Web3 had the right machinery aimed at the wrong layer. Decentralized voting on a treasury nobody could meaningfully contribute to is theater. Decentralized access to a tool that compresses your work is infrastructure.
The technology was right. The target was wrong. That is a fixable mistake.
The new access problem is AI itself
Here is the access problem nobody is treating like an access problem yet.
AI is becoming a subscription. $20 a month for the consumer tier. $100 a month for the developer tier. $200 a month for the heavy users. Trivial for a US founder. A rounding error for an Austin engineer. Impossible for the average person in Haiti, in much of sub-Saharan Africa, in parts of South and Southeast Asia.
I have been to Haiti. I saw what most of the world actually looks like before I had a frame for any of this. No consistent power. No consistent water. No consistent telecom. The idea that someone there is going to put $100 a month on a credit card to talk to a frontier model is a category error. The credit card is not there. The connectivity is not there. The disposable income is not there.
If AI is the most capability-amplifying technology of the century, and it ships behind a subscription wall, then the world's first true capability technology becomes the world's sharpest inequality vector.
That is not a hypothetical. That is the trajectory it is on right now.
We solved the wrong access problems for ten years and now we have a real one. The capability gap is becoming a wealth gap, in real time, and the rails to fix it are sitting in a folder labeled "previous wave."
A speculative synthesis
This is speculation, not prescription. I want it on the record because I think it is worth talking about, not because I think it is the answer.
The shape of it.
People in compute-rich countries already leave hardware idle most of the day. Mac minis on shelves. Gaming rigs at night. Workstations between meetings. The hardware can run useful local models -- Ollama, LM Studio, llama.cpp, MLX. The compute is there. The bandwidth is there. What is missing is the coordination and incentive layer that turns idle inference capacity into a global pool.
Web3 is built for exactly that job.
Token compensation for sharing spare compute. Settlement and metering at the protocol level, not at a corporate gateway. Routing requests to the nearest available node. Open standards for what counts as a unit of work. None of that is technically novel. The tooling has been waiting for a use case worth coordinating around. AI is that use case.
On the other side of the pipe, people in low-income regions tap that distributed pool through public infrastructure. Free or ad-supported. Schools. Libraries. Community centers. NGOs. Government-funded access points the way public phones used to be funded. The deliverable is concrete: something on the order of an hour of frontier-equivalent inference per person per day, no subscription required, no gatekeeper at the door.

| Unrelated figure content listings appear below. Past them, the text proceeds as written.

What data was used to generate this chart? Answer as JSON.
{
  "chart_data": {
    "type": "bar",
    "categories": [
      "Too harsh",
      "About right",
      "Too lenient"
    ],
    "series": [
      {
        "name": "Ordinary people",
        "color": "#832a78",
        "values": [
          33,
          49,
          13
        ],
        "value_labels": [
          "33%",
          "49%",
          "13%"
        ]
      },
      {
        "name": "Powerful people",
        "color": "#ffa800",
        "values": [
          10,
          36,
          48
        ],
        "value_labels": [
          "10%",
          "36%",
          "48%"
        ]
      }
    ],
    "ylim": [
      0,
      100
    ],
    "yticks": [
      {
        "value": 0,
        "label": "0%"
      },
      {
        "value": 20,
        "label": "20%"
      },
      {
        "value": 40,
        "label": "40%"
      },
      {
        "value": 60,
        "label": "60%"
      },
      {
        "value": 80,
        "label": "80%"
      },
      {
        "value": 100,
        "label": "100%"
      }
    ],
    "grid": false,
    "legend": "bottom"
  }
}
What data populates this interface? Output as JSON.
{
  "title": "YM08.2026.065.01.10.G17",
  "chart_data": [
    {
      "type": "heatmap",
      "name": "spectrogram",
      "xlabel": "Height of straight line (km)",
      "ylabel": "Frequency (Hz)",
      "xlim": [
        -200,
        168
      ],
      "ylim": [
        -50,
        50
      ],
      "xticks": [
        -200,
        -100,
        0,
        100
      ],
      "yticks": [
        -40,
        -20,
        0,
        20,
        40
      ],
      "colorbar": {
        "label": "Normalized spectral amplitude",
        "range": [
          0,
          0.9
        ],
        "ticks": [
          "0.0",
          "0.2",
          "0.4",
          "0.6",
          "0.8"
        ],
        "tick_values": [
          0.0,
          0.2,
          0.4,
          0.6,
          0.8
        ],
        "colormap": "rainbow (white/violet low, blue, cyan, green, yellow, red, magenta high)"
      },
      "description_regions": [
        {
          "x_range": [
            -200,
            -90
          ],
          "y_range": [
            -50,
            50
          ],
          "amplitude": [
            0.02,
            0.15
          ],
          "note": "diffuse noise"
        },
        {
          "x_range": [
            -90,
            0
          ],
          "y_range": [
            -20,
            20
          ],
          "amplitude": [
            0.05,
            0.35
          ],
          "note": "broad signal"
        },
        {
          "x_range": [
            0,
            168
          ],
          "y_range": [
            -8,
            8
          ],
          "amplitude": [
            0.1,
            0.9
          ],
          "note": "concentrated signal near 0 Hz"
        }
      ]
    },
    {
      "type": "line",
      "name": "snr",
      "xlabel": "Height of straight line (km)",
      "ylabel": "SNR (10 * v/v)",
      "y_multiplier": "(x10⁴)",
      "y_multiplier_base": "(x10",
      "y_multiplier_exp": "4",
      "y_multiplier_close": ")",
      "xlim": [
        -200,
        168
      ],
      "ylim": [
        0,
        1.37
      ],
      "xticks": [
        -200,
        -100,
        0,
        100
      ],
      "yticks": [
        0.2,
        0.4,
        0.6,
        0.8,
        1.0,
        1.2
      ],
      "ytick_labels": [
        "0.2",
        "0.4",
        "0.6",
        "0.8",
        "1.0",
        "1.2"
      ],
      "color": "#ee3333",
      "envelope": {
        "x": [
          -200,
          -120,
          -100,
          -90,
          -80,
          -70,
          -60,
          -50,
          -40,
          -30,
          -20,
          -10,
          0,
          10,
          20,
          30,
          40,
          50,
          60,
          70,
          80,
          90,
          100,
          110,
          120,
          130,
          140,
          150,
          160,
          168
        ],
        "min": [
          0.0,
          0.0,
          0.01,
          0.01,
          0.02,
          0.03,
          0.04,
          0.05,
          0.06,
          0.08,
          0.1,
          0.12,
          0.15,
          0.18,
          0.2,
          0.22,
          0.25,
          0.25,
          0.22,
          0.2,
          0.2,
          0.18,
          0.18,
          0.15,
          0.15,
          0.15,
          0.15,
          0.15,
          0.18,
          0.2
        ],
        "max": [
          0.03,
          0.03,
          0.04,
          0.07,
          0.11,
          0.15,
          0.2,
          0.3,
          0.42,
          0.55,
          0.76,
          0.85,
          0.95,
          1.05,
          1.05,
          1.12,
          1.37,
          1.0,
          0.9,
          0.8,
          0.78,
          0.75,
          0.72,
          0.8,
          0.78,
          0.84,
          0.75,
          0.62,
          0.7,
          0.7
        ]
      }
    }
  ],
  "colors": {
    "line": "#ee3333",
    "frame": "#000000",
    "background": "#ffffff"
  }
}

Web3 does not need to merge with AI technologically. The model weights stay where they are. The training stays where it is. What Web3 is good at is exactly what AI distribution needs: an open settlement layer for a resource that is otherwise locked behind a payment wall most of the world cannot clear.
That is the job the last wave was actually built for. We just had it pointed in the wrong direction.
The previous wave was not a graveyard. It was a toolbox we picked up too early, before we had the thing worth distributing.
AI is the thing.
Web3 might still be how it gets to the rest of the world. I am not betting the next decade on it. I am paying attention. The technology that earns the exception this time is the one that compresses the work itself, and the technology nobody could quite point at the right problem last time might still be how that gets shared.
I would rather plant a flag here, early, and be wrong out loud, than wait another cycle and miss the version that works.